VIDA DE NINGUÉM
José Luís Nóbrega
 
 

Seu Zé ninguém saiu cedo pra trabaiá, todo feliz de se vê. Na padaria do Praxadis, ninguém se importô cus noticiário da TV. Uns trem tinha exprodido, muita gente inda ia morrê. Lá pros lado do estrangero, num lugar chamado Madri, coisa triste de se vê. Zé ninguém sem nada intendê, disse umas palavra, sem terminá o pão de comê: "- Memu longe, Seu Praxá, vai sobrá pra nóis aqui, podis crê!"

Cheganu no trabaiu atrasadu, viu que ninguém trabaiava inda não. Havia gente do sindicato, vigiadus pelus capanga do patrão. Falava os home letrado que as lei iriam mudá. A solução dos pobrema era uni os empregado, que vivia como condenado, trabaiando como escravo, sem nada recebê. Aquilo era vida de gado, ganhá pra migáia comê. Falô Zé Ninguém pra si memu, sem se apercebê: "-Tamu tudo desempregado. Tão tiranu o poco que nóis tem pra vivê."

Zé Ninguém se desfez da lorotera, foi cortá cana, num querenu sabe daquele fuzuê. Uns reclamava das féria vencida, das hora extra pra fazê. Zé ninguém assobiava bem alto, pensano com vontade de dizê: "-Se recramá perco o serviço, tenho dois fio e muié pra mantê."

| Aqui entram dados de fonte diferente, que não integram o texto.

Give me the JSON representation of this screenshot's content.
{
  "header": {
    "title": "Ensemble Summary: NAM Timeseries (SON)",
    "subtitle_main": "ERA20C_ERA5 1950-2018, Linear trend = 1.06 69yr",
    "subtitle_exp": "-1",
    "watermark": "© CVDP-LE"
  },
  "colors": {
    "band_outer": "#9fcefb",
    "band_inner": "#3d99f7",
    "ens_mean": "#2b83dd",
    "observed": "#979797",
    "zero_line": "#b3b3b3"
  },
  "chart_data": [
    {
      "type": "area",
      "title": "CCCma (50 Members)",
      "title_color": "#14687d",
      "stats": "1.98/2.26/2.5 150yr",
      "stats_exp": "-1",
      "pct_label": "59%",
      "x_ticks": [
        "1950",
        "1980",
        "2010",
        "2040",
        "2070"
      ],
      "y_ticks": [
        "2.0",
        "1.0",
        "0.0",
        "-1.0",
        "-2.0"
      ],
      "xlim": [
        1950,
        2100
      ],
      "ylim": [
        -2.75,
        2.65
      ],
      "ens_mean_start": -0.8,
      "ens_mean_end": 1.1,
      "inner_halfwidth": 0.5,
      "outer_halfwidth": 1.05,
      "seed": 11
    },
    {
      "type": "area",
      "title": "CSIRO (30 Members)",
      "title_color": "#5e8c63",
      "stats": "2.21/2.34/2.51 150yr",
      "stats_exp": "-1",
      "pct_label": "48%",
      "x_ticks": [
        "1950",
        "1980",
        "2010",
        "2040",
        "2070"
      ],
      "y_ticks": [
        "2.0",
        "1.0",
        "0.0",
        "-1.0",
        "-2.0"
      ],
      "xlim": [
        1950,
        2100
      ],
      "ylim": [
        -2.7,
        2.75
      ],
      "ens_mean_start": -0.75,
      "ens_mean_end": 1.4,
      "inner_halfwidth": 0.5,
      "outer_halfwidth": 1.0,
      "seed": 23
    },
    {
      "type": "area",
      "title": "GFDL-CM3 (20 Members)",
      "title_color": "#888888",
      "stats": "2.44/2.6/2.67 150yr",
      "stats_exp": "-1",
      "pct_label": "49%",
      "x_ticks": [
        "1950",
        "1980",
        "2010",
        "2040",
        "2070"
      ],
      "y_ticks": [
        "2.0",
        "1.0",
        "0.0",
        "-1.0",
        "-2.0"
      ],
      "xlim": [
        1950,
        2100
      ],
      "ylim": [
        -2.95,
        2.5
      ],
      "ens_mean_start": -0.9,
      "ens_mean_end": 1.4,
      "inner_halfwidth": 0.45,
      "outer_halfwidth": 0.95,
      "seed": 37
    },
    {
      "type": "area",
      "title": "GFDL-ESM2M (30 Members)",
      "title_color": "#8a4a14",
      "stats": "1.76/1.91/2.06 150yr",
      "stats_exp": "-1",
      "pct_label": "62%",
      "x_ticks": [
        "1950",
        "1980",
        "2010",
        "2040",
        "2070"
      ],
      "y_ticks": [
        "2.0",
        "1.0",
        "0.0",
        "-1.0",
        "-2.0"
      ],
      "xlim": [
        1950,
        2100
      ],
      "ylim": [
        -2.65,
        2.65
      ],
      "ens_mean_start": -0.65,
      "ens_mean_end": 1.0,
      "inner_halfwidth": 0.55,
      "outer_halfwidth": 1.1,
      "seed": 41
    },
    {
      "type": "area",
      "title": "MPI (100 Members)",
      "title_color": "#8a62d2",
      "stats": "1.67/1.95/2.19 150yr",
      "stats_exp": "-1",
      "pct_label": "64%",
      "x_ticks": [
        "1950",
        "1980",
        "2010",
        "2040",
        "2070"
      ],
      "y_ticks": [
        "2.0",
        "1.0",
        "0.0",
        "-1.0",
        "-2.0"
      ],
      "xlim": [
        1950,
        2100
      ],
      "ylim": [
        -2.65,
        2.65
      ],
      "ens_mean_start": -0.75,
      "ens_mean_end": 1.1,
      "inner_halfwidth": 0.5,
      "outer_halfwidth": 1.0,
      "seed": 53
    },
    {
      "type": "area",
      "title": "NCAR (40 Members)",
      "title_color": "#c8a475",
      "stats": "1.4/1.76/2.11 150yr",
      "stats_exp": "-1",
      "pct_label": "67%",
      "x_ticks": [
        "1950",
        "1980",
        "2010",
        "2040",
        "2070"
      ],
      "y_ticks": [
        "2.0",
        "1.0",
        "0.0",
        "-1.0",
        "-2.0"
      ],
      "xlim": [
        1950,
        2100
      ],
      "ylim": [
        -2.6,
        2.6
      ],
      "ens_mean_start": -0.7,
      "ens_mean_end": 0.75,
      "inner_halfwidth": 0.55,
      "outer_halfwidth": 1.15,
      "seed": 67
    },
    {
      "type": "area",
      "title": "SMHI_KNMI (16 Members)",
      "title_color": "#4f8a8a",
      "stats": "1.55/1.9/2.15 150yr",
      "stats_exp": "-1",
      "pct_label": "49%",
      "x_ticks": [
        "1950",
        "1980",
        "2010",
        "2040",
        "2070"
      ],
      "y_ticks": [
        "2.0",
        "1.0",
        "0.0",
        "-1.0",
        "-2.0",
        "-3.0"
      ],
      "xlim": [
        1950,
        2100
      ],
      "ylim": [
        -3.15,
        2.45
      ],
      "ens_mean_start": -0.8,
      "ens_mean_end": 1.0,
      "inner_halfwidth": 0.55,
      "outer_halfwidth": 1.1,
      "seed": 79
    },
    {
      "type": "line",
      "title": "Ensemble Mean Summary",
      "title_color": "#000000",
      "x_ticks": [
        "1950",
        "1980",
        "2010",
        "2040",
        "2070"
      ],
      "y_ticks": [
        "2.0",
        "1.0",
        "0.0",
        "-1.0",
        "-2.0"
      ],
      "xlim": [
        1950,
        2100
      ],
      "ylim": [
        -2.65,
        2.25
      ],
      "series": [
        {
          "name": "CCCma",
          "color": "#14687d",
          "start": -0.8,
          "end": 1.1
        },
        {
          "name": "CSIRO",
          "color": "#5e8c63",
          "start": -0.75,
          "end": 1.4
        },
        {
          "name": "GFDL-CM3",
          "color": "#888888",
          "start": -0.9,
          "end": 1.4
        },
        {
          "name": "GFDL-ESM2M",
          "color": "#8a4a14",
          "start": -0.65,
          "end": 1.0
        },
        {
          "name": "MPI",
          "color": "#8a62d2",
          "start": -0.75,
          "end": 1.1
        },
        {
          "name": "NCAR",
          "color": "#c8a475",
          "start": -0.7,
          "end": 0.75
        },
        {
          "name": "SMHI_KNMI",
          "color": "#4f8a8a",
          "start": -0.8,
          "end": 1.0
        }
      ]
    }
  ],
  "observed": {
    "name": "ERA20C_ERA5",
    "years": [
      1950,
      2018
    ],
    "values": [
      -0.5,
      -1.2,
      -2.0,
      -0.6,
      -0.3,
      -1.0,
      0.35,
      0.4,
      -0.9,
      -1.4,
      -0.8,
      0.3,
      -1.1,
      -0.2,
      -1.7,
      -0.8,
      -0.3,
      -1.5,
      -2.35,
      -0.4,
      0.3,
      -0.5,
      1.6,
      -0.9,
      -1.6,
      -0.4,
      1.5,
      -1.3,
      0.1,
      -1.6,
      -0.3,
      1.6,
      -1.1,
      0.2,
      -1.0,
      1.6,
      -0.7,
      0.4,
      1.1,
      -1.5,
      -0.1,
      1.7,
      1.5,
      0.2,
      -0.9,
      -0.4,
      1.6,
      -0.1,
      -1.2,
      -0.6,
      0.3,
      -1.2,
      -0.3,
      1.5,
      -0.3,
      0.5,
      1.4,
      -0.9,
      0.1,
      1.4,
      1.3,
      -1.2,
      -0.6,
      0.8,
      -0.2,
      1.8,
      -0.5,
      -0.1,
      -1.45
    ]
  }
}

Trabaiô o dia intero, mão calejada de uma carreta de cana cortá. Saiu dali realizado, sabenu que ainda havia muito arquere pra coiê. Afinar de conta tinha um irmão desempregado, robanu galinha pra de fome num morrê. Quiném um filósufu Zé falô no meio do povo, sem tê do que se arrependê: "-Eh tristeza dura! Vivê nesse mundo de meu Deus, sem tê nada pra fazê!"

Chegô em casa cantano, sentiu de fora o chero do aio queimano, tava quase na hora de jantá. Lavô as mão no tanque baxinho, deu um abraço no fio sujinho, que num queria as mão lavá, ino os dois pra mesa comê. Vendu os fio sustentado, disabafô pra valê: "-Eta mundo sem portera! Mundo bão pra se vivê!"

Zé Ninguém foi pro quarto sem pressa, dexanu pra trais dona Fulô. Lá cheganu se ajeitô nas cuberta, sem preocupação pra se tê. Ali num se sabia o que era Big Brodis, ou noticiário da TV. Home feito já era, pra que tanta coisa conhecê? Mais otras coisa importante inda havia pra se fazê. Antes de pegá no sono, do corpo adormecê, Zé ninguém se sentinu sozinho, deu um grito de estremecê: "- Venha logo pra cama, muié, pra outro fio nóis dois fazê."